The liver is one of our vital organs, responsible for more than 500 functions in the body. Therefore, any complications involving the liver can be far-reaching. Symptoms of a severe stage of fatty liver disease could even appear on the hands, a health body has warned.
As its name implies, fatty liver disease is caused by a build up of excess fat in the liver.
Therefore, the biggest risk for developing the disease is being overweight or obese – especially if the weight mainly accumulates around the waist.
Over time the excess of fat causes the organ to become inflamed, potentially leading to scarring.
In its early stages fatty liver disease often doesn’t present with symptoms meaning it can go undetected.
However, the longer it goes untreated the more inflamed the liver becomes.
This can result in cirrhosis – the most advanced stage of fatty liver disease.
The Mayo Clinic explains: “Cirrhosis is severe scarring of the liver.
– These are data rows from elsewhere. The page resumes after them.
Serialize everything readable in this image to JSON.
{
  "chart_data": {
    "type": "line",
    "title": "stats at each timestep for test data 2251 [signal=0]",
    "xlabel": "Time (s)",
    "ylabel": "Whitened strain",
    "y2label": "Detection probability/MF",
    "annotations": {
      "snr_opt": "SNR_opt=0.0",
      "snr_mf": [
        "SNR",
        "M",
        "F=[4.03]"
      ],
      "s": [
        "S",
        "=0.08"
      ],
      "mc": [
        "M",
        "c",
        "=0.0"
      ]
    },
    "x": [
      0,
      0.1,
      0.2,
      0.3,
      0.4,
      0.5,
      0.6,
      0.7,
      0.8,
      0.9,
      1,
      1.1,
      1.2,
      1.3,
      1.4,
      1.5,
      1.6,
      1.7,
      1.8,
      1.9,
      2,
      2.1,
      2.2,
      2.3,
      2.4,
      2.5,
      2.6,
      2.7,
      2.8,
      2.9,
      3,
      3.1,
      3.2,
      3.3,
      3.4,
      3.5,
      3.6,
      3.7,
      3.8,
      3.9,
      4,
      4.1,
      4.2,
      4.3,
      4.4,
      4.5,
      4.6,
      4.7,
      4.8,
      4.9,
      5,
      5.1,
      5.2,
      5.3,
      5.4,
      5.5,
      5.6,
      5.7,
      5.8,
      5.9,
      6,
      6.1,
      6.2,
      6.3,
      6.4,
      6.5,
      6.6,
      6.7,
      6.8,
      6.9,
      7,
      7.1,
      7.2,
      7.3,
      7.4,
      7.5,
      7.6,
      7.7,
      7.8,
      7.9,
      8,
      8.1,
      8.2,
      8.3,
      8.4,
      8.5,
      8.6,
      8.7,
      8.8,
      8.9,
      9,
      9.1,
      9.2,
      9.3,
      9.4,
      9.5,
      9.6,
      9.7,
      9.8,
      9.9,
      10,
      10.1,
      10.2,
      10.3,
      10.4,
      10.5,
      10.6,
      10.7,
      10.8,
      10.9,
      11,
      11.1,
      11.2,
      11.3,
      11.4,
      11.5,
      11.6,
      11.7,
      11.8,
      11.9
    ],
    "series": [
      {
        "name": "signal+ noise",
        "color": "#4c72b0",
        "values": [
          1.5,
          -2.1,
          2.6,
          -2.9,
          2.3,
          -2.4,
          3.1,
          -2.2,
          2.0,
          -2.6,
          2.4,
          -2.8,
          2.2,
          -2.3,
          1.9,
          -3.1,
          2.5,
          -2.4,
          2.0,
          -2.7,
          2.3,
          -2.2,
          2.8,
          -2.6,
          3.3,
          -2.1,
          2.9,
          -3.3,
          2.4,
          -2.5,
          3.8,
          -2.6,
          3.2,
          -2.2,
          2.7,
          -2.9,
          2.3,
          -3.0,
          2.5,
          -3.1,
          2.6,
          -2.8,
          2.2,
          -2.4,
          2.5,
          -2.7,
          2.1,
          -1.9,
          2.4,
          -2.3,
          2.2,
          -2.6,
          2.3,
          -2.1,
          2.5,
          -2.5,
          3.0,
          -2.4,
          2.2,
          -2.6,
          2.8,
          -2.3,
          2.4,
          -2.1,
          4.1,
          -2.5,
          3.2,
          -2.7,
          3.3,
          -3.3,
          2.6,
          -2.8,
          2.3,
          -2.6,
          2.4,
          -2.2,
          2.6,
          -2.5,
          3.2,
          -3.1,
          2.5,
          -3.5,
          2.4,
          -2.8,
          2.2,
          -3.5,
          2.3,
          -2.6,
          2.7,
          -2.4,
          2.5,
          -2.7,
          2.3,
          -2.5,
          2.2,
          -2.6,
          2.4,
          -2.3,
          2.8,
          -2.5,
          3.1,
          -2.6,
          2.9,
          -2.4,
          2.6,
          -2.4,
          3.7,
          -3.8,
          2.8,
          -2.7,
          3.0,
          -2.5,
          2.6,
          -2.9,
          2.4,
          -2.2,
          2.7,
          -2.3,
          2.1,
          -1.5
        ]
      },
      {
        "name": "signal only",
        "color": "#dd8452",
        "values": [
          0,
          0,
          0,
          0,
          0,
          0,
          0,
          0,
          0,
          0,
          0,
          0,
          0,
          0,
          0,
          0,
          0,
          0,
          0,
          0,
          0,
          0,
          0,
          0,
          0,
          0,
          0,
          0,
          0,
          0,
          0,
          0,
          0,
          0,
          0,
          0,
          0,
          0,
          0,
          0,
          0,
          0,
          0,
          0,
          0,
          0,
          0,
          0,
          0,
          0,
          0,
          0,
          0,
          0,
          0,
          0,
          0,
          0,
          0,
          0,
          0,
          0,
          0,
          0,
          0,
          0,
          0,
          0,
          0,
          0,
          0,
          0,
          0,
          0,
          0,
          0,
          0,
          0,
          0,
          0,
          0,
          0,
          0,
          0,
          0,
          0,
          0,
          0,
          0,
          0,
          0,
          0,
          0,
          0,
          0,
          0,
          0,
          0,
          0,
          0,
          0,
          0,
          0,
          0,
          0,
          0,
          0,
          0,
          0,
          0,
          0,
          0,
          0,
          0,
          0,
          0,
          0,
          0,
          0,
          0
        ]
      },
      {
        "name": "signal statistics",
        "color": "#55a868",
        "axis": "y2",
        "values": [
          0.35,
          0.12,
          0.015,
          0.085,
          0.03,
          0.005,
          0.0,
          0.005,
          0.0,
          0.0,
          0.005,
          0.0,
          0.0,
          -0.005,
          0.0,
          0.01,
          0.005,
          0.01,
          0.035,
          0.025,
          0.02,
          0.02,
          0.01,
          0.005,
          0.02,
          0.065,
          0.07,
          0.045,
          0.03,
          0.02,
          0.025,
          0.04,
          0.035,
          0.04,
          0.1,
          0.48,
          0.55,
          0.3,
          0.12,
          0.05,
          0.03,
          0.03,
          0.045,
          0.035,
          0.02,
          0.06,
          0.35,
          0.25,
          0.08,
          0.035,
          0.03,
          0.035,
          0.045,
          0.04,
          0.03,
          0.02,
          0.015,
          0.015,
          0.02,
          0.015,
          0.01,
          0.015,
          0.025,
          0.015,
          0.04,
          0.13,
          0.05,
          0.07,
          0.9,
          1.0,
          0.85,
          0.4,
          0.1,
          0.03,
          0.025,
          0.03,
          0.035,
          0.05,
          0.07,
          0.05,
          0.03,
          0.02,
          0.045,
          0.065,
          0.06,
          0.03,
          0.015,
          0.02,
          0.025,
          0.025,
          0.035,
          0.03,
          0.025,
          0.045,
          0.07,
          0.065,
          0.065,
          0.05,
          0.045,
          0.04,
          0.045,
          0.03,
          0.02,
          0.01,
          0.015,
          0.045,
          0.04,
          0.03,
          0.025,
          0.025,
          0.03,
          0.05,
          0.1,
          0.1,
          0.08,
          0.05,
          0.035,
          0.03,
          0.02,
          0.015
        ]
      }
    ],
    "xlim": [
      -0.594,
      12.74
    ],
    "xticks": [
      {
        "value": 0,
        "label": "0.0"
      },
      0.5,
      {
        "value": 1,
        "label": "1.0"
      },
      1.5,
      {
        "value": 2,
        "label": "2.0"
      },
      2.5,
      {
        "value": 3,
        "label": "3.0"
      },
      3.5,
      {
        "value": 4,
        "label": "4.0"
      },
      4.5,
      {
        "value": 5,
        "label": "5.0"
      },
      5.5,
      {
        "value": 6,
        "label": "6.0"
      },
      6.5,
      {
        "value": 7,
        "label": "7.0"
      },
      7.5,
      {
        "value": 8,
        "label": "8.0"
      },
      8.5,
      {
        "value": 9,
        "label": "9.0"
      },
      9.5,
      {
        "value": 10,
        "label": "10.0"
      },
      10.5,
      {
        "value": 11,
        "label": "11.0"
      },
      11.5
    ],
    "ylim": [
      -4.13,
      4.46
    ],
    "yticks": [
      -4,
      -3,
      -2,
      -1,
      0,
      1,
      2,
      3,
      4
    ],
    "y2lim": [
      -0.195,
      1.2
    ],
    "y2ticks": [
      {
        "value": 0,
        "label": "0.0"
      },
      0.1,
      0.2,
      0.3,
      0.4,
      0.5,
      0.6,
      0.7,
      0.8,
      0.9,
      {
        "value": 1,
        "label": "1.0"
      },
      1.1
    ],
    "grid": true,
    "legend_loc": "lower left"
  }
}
This serious condition can be caused by many forms of liver diseases and conditions, such as hepatitis or chronic alcoholism.
“Each time your liver is injured — whether by excessive alcohol consumption or another cause, such as infection — it tries to repair itself.
There are a number of factors that can increase your risk of developing fatty liver disease, including if you:
- Are obese or overweight
- Have type 2 diabetes
- Have a condition that affects how your body uses insulin
- Are insulin resistance, such as polycystic ovary syndrome
- Have an underactive thyroid
- Have high blood pressure
- Have high cholesterol
- Have metabolic syndrome (a combination of diabetes, high blood pressure and obesity)
- Are over the age of 50
Therefore, to lower your risk the NHS recommends you:
- Lose weight – you should aim for a BMI of 18.5 to 24.9
- Eat a healthy diet
- Exercise regularly – at least 150 minutes of moderate-intensity activity a week
- Stop smoking.
Even though alcohol does not cause fatty liver disease, drinking can make it worse so it is advised you cut back.
If you experience any of the symptoms of cirrhosis you should speak to your GP.